# pigeon catalog



## ipaq3115 (Jan 27, 2007)

does any one know of a place were i can order pigeon cataloges and magazines. i know of foys and jedds who doesnt
ethan


----------



## Reti (Jul 20, 2003)

Siegel's does.

Reti


----------



## SmithFamilyLoft (Nov 22, 2004)

ipaq3115 said:


> does any one know of a place were i can order pigeon cataloges and magazines. i know of foys and jedds who doesnt
> ethan


Not sure what you might mean by "Cataloges and Magazines", here are two more pigeon supply places. One of them may have a paper cataloge of what they sell.

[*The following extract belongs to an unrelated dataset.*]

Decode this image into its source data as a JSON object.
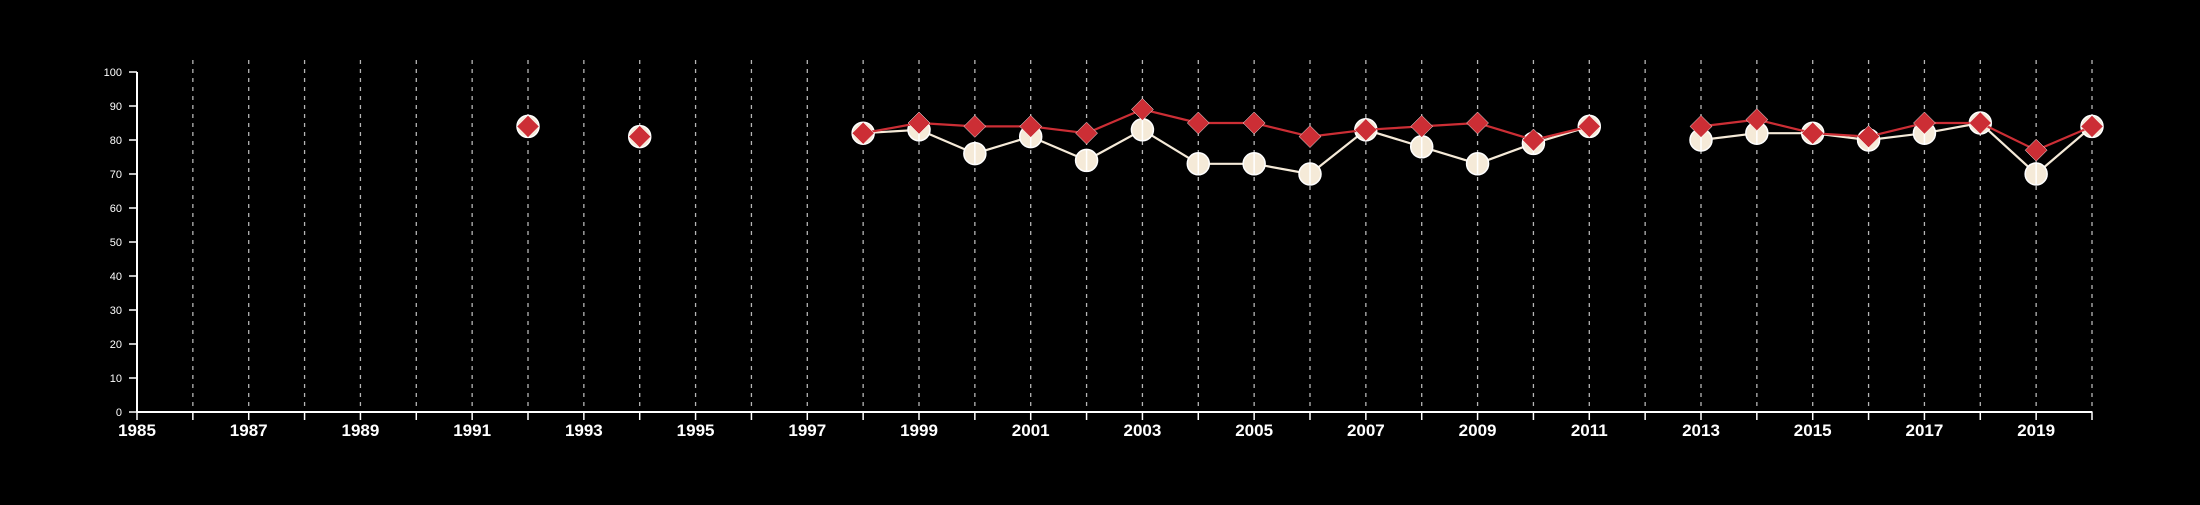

http://www.globalpigeon.com/gps.php?action=showprod&id=47

http://www.siegelpigeons.com/

Here is the web address of a pigeon magazine called The Digest.
http://www.racingpigeondigest.com/current/

Hope this helps.


----------



## Skyeking (Jan 17, 2003)

Jedds also puts out a nice catalog, they have quite an assortment. 

http://jedds.com/


----------



## george simon (Feb 28, 2006)

ipaq3115 said:


> does any one know of a place were i can order pigeon cataloges and magazines. i know of foys and jedds who doesnt
> ethan


Hi ETHAN, There are two magazines that are both very fine and I would recomand that you get both. The first one PUREBRED PIGEON is a all breeds magazine www.purebredpigeon.com The second is The Digest which is a racing pigeon magazine also a very fine magazine www.racingpigeondigest.com You can also get a catalog from VITA KING PRODUCTS www.VitaKingProucts.com I hope that you check all of these out. .GEORGE


----------



## Skyeking (Jan 17, 2003)

george simon said:


> Hi ETHAN, There are two magazines that are both very fine and I would recomand that you get both. The first one PUREBRED PIGEON is a all breeds magazine www.purebredpigeon.com The second is The Digest which is a racing pigeon magazine also a very fine magazine www.racingpigeondigest.com You can also get a catalog from VITA KING PRODUCTS www.VitaKingProucts.com I hope that you check all of these out. .GEORGE


Hi George,

I think you mean www.VitaKingProducts.com

Thank you for sharing that one, I'm adding it to my resources.


----------



## Maggie-NC (Jun 22, 2005)

The Vitaking site is one I have not visited so thanks George and Treesa. It looks like a good place to do business.


----------